Sen. Cory Gardner (R-CO) joined the majority of his colleagues on the Senate Subcommittee on East Asia, The Pacific, and International Cybersecurity Policy, which he chairs, in keeping mostly quiet on President Trump’s suggestion that China investigate former Vice President Joe Biden–while two Democrats on the committee criticized Trump.

Trump called on the government of China last Thursday, October 3, to investigate Biden, a request very similar to the one he made of Ukrainian President Volodymyr Zhelensky, which prompted the House’s ongoing impeachment inquiry.

The China suggestion prompted two of four Democrats on Gardner’s subcommittee to denounce Trump’s comment.

Two of five Republicans on the subcommittee have commented, with one saying Trump’s request wasn’t a big deal and the other saying it was appropriate.

Gardner hasn’t issued a public statement on Trump’s request of China, and his office did not respond to multiple requests for comment.

On Thursday, Gardner refused multiple times to answer directly if he thought it was appropriate for the president to ask a foreign government to investigate a political rival, instead suggesting that the impeachment inquiry was an inherently partisan effort.

“Look here’s what we’re doing: We saw immediately was a jump to a very partisan, serious use of a tool in the Constitution,” he told reporters.

Among Republican lawmakers silence a common response. According to CNN, of 80 Republican politicians contacted about Trump’s statements on China, “few” responded.

On Gardner’s subcommittee on East Asia, Senators Johnny Isakson (R-Georgia) and Todd Young (R-Indiana) have also not made public statements yet, and did not respond to multiple requests for comment.

Sen. Marco Rubio (R-Florida) downplayed the president’s China statements to CNBC, saying “it’s an offhand comment and an inappropriate one but not a real proposal or a real initiative that’s [being undertaken].”

He added, “I don’t think what he said was right. I don’t agree with it.”

Sen. Ron Johnson (R-Wisconsin) said it is not improper for the president, as chief executive of U.S. foreign relations, to ask other governments to provide information for American investigations when it serves the country’s interest.

“Sometimes you may need some information. You may need some access. You may need them to cooperate with, for example, U.S. FBI agents going there to investigate a potential crime,” Johnson told reporters at an event in Middleton, Wisconsin.

He clarified that he was not referring specifically to any investigation, and that he would not trust the Chinese government to investigate American affairs.

Sen. Tom Udall (D-New Mexico), who’s also on the East Asia subcommittee, was harsher in condemning Trump’s public comments on China.

“The president is violating our most deeply held founding principles by pressuring foreign governments – in public and in private – to interfere in our elections and target the president’s political opponents,” Udall said in a statement.

“By all appearances, he is abusing the powers of his office to try and benefit himself politically.

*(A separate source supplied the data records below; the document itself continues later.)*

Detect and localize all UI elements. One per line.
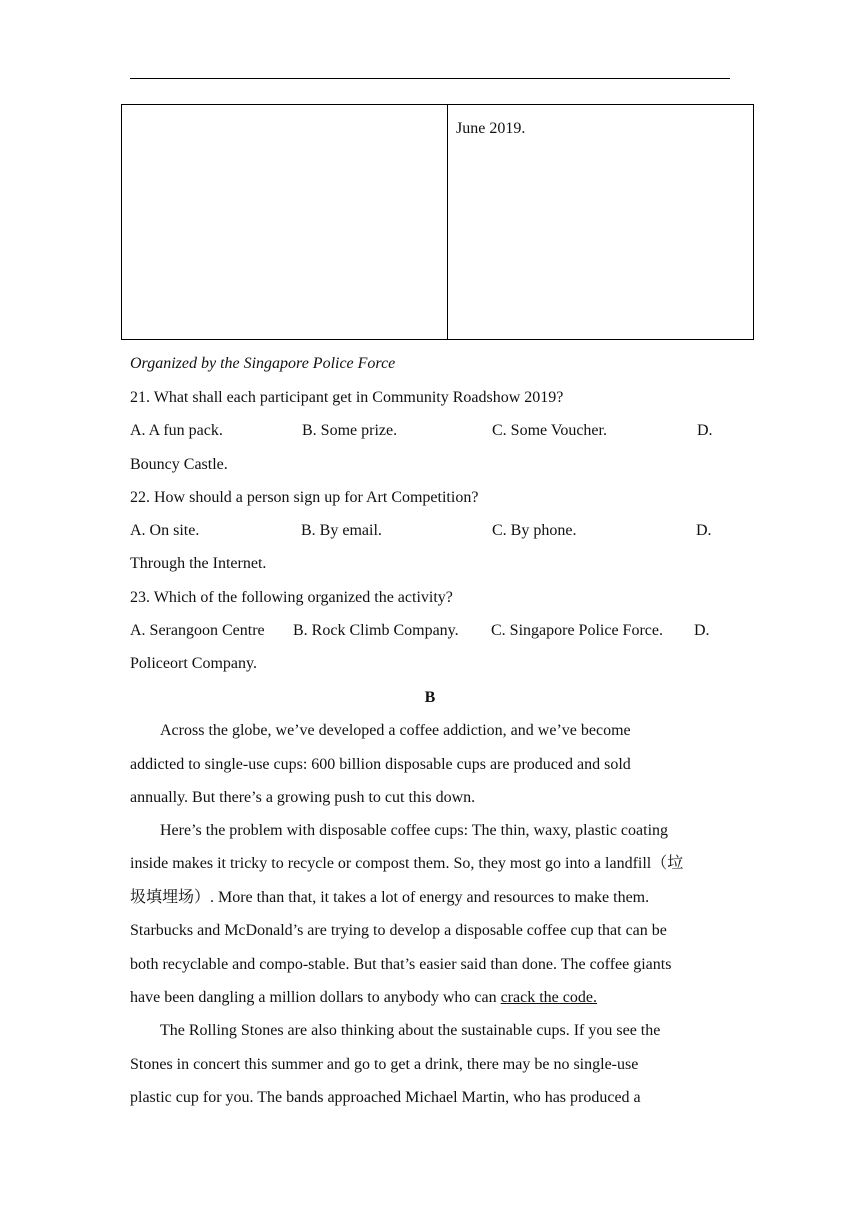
table-cell-text: June 2019. — [456, 120, 526, 137]
q21-option-d-text: Bouncy Castle. — [130, 456, 228, 473]
question-23-stem: 23. Which of the following organized the activity? — [130, 589, 453, 606]
q23-option-b: B. Rock Climb Company. — [293, 622, 459, 639]
paragraph-text: have been dangling a million dollars to anybody who can — [130, 989, 501, 1006]
paragraph-line: both recyclable and compo-stable. But that’s easier said than done. The coffee giants — [130, 956, 672, 973]
q21-option-c: C. Some Voucher. — [492, 422, 607, 439]
paragraph-line-with-underline — [130, 987, 730, 1009]
event-table — [121, 104, 754, 340]
paragraph-line: Here’s the problem with disposable coffee cups: The thin, waxy, plastic coating — [160, 822, 669, 839]
q23-option-a: A. Serangoon Centre — [130, 622, 265, 639]
paragraph-line: inside makes it tricky to recycle or compost them. So, they most go into a landfill（垃 — [130, 855, 684, 872]
paragraph-line: plastic cup for you. The bands approached Michael Martin, who has produced a — [130, 1089, 641, 1106]
paragraph-line: Across the globe, we’ve developed a coffee addiction, and we’ve become — [160, 722, 631, 739]
q22-option-c: C. By phone. — [492, 522, 577, 539]
q23-option-c: C. Singapore Police Force. — [491, 622, 663, 639]
paragraph-line: Starbucks and McDonald’s are trying to develop a disposable coffee cup that can be — [130, 922, 667, 939]
q22-option-b: B. By email. — [301, 522, 382, 539]
paragraph-line: The Rolling Stones are also thinking about the sustainable cups. If you see the — [160, 1022, 661, 1039]
underlined-phrase: crack the code. — [500, 989, 597, 1006]
question-21-stem: 21. What shall each participant get in Community Roadshow 2019? — [130, 389, 564, 406]
q21-option-b: B. Some prize. — [302, 422, 398, 439]
table-cell-left — [122, 105, 448, 339]
q23-option-d: D. — [694, 622, 710, 639]
section-heading: B — [424, 689, 436, 706]
header-rule — [130, 78, 730, 79]
q21-option-a: A. A fun pack. — [130, 422, 223, 439]
paragraph-line: annually. But there’s a growing push to cut this down. — [130, 789, 476, 806]
q21-option-d: D. — [697, 422, 713, 439]
table-cell-right — [448, 105, 753, 339]
paragraph-line: addicted to single-use cups: 600 billion disposable cups are produced and sold — [130, 756, 631, 773]
organizer-note: Organized by the Singapore Police Force — [130, 355, 396, 372]
q22-option-d-text: Through the Internet. — [130, 555, 267, 572]
q23-option-d-text: Policeort Company. — [130, 655, 257, 672]
q22-option-a: A. On site. — [130, 522, 200, 539]
paragraph-line: Stones in concert this summer and go to get a drink, there may be no single-use — [130, 1056, 639, 1073]
question-22-stem: 22. How should a person sign up for Art Competition? — [130, 489, 479, 506]
q22-option-d: D. — [696, 522, 712, 539]
paragraph-line: 圾填埋场）. More than that, it takes a lot of energy and resources to make them. — [130, 889, 650, 906]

The White House needs to stop stonewalling this investigation—the American people deserve to know all the facts.”

During a personal phone call in June, Trump is also reported to have promised Chinese President Xi Jinping that the U.S. would be silent on pro-democracy protests in Hong Kong while the country’s are in talks for a trade deal.

Sen. Ed Markey (D-MA), the Democratic leader on the East Asia subcommittee, wrote an open letter to Trump demanding an explanation of his conversation with Xi.

“You have now repeatedly undercut America’s efforts to press Beijing on violations of political freedoms and human rights,” he wrote. 

“You gave the leader of the Chinese Communist Party your tacit approval for continued coercion and dehumanization of protestors. Even worse, you made this commitment on the same call in which you reportedly discussed your domestic political rivals with the leader of China. Thus, President Xi may plausibly have concluded that aiding your campaign efforts would increase his freedom of action in Hong Kong.”

Colorado Politics reports Gardner called Trump’s conversation with Ukraine a “serious matter,” but dodged the impeachment question, instead offering, “Let’s get to the bottom of this.”

As the House impeachment inquiry, which the White House has publicly refused to cooperate with, continues, Gardner will likely be under increased scrutiny as he faces reelection.

As the Washington Post reports, Gardner is one of four Republican senators being targeted by a $3.1 million pro-impeachment ad campaign on behalf of billionaire Democratic presidential candidate Tom Steyer.

Gardner appears to have taken note of the scrutiny he is under. In the same interview when he refused several times to say if he thought the president’s actions were appropriate, he asked, “Why is that when [the press does] stories, or we see reports in the news, it’s about four states: Colorado, Arizona, Maine and North Carolina?”